Watch Out For This C# struct Constructor Gotcha

October 03, 2022#Software Development
Article
Author image.

Philippe Vaillancourt, Senior Consultant

In this article we’ll show how structs and classes have different behaviors when it comes to constructors and why you need to be careful when using a struct to enforce preconditions in a constructor.

The following article is an adaptation of the above video ☝️ I made about this topic. If you prefer to watch the video, you can do so righ here.

So I was watching a video on Youtube about how to avoid the primitive obsession code smell by using a custom type to enforce preconditions in the constructor. In the video, the author uses a struct instead of a class to enforce preconditions. I thought that was a great idea, so I tried it out. I was surprised to find that the struct constructor didn’t work the way I expected. Let’s take a look at what I mean.

The following is almost the exact implementation proposed by the author in the video. It’s a struct that represents a user name string. It has a constructor that throws an exception if the string is empty or null. The idea is that instead of passing around the username as a string throughout our application and always having to worry that the string might be null or empty and having to check for that, we can instead pass around this UserName type and be sure that it’s always valid.

public readonly record struct UserName
{
  private string Value { get; }
 
  public UserName(string value)
  {
    if (string.IsNullOrEmpty(value))
    {
      throw new ArgumentNullException(nameof(value));
    }
  
    Value = value;
  }
 
  public override string ToString() => $"The value is: {Value}";
}

Incidentally, if you’re finding yourself writing a lot of these guard clauses, you might find a library like Ardalis.GuardClauses helpful, since it turns the 4-line if statement into a single line.

At first glance, it looks like it should work just as we expect. The constructor throws an exception if the value is null or empty. If more familiar with classes than structs, we could easily think that this implementation is enough to guarantee that we’d never get a null or empty username when using this type. But things get interesting once we realize that we can actually instantiate a UserName struct without passing in any value at all to the constructor. Give it a try, remove the argument on line 3, and see what happens.

So what’s going on here? Why is it that we can instantiate a struct without passing in any value to the constructor? Well, it turns out that structs have a default constructor that takes no arguments. And that default constructor will initialize all the fields in the struct to their default values. So in this case, the Value field will be initialized to null. And that’s why we can instantiate a UserName struct without passing in any value to the constructor.

Now you’re probably thinking “Ok, nothing special there, classes pretty much do the same thing”. And you’re right. If we change the UserName struct to a class, and remove our constructor, we get the same behavior. We can instantiate a UserName class without passing in any value to the constructor. And the Value field will be initialized to null.

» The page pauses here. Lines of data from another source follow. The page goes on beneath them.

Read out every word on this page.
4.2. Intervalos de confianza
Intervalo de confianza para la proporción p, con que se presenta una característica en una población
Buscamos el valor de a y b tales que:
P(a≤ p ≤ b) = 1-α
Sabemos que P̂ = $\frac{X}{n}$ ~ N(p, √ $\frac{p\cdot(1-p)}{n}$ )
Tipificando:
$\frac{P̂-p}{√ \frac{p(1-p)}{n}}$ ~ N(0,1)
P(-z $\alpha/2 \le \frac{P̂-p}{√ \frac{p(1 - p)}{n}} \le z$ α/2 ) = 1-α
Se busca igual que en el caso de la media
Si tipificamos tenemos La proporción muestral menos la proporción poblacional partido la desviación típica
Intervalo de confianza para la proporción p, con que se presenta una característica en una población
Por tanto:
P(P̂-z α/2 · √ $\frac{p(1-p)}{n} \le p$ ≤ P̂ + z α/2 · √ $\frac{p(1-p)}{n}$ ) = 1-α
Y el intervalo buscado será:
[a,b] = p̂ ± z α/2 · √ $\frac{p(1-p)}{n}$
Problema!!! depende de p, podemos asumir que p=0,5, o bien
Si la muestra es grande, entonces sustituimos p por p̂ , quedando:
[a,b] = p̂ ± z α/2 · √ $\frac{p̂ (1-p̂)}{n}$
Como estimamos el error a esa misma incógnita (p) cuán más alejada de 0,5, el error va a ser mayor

But notice the difference here, we had to remove our constructor. If we leave the constructor in place, the compiler won’t let us instantiate UserName without passing in a value to the constructor. And here lies the difference between how classes and structs deal with constructors.

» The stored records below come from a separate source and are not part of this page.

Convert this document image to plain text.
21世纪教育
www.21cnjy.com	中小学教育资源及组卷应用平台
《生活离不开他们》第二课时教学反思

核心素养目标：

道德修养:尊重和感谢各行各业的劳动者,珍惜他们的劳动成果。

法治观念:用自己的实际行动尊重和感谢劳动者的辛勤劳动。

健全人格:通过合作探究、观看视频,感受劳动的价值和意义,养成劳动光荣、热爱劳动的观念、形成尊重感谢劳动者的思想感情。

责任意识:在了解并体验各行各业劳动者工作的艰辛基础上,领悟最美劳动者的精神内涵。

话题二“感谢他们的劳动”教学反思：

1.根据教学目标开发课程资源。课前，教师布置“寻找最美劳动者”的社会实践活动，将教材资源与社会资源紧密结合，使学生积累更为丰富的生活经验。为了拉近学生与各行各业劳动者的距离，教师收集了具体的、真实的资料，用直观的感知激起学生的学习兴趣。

Classes have a default empty constructor. But when we define our own constructor, that new constructor now becomes the default constructor and the default empty constructor is no longer available. So if we want to instantiate a UserName class without passing in a value to the constructor, we need to define a default empty constructor ourselves.

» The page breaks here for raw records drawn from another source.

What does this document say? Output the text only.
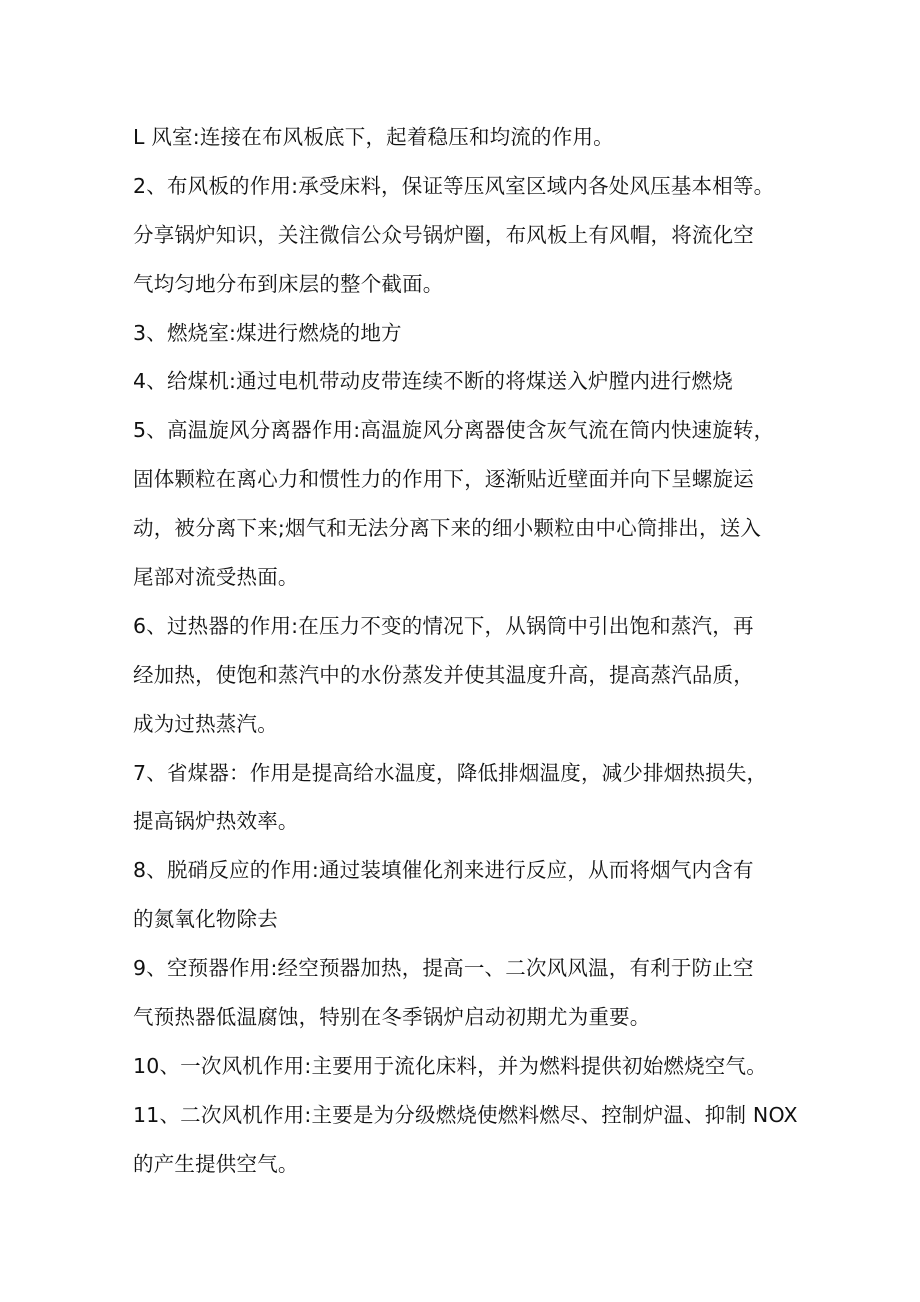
L 风室:连接在布风板底下，起着稳压和均流的作用。
2、布风板的作用:承受床料，保证等压风室区域内各处风压基本相等。
分享锅炉知识，关注微信公众号锅炉圈，布风板上有风帽，将流化空
气均匀地分布到床层的整个截面。
3、燃烧室:煤进行燃烧的地方
4、给煤机:通过电机带动皮带连续不断的将煤送入炉膛内进行燃烧
5、高温旋风分离器作用:高温旋风分离器使含灰气流在筒内快速旋转，
固体颗粒在离心力和惯性力的作用下，逐渐贴近壁面并向下呈螺旋运
动，被分离下来;烟气和无法分离下来的细小颗粒由中心筒排出，送入
尾部对流受热面。
6、过热器的作用:在压力不变的情况下，从锅筒中引出饱和蒸汽，再
经加热，使饱和蒸汽中的水份蒸发并使其温度升高，提高蒸汽品质，
成为过热蒸汽。
7、省煤器：作用是提高给水温度，降低排烟温度，减少排烟热损失，
提高锅炉热效率。
8、脱硝反应的作用:通过装填催化剂来进行反应，从而将烟气内含有
的氮氧化物除去
9、空预器作用:经空预器加热，提高一、二次风风温，有利于防止空
气预热器低温腐蚀，特别在冬季锅炉启动初期尤为重要。
10、一次风机作用:主要用于流化床料，并为燃料提供初始燃烧空气。
11、二次风机作用:主要是为分级燃烧使燃料燃尽、控制炉温、抑制 NOX
的产生提供空气。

Structs on the other hand, don’t work the same way. You can think of structs as always having an empty constructor available. The fact that you define a constructor with parameters doesn’t remove the struct empty constructor. And that is why we were able to instantiate a UserName struct without passing in any value to the constructor.

I’m sure you can see how that is a problem. If we want to enforce preconditions in a constructor, we need to make sure that the constructor is always called. And if we use a struct, we can’t guarantee that the constructor will always be called. So if we want to enforce preconditions in a constructor, we’re probably better off using a class.

That being said, if you’re dead set on using a struct, you can still enforce preconditions, at runtime, in a constructor. You just need to make sure that you define a default empty constructor yourself. And that’s what we do in the following example.

public readonly record struct UserName
{
  private string Value { get; }

  public UserName(): this(null) {}
 
  public UserName(string value)
  {
    if (string.IsNullOrEmpty(value))
    {
      throw new ArgumentNullException(nameof(value));
    }
  
    Value = value;
  }
 
  public override string ToString() => $"The value is: {Value}";
}

Now, if we instantiate a UserName struct without passing in any value to the constructor, we’ll get an exception. And that’s because the default empty constructor will call the constructor with the string parameter and pass in null. And that will throw an exception.

Note that this will enforce our preconditions at runtime, but not at compile time. With a class, we can enforce the rule at runtime AND at compile time, by getting rid of the empty constructor altogether. For this reason, I would recommend using a class instead of a struct if you want to enforce preconditions in a constructor.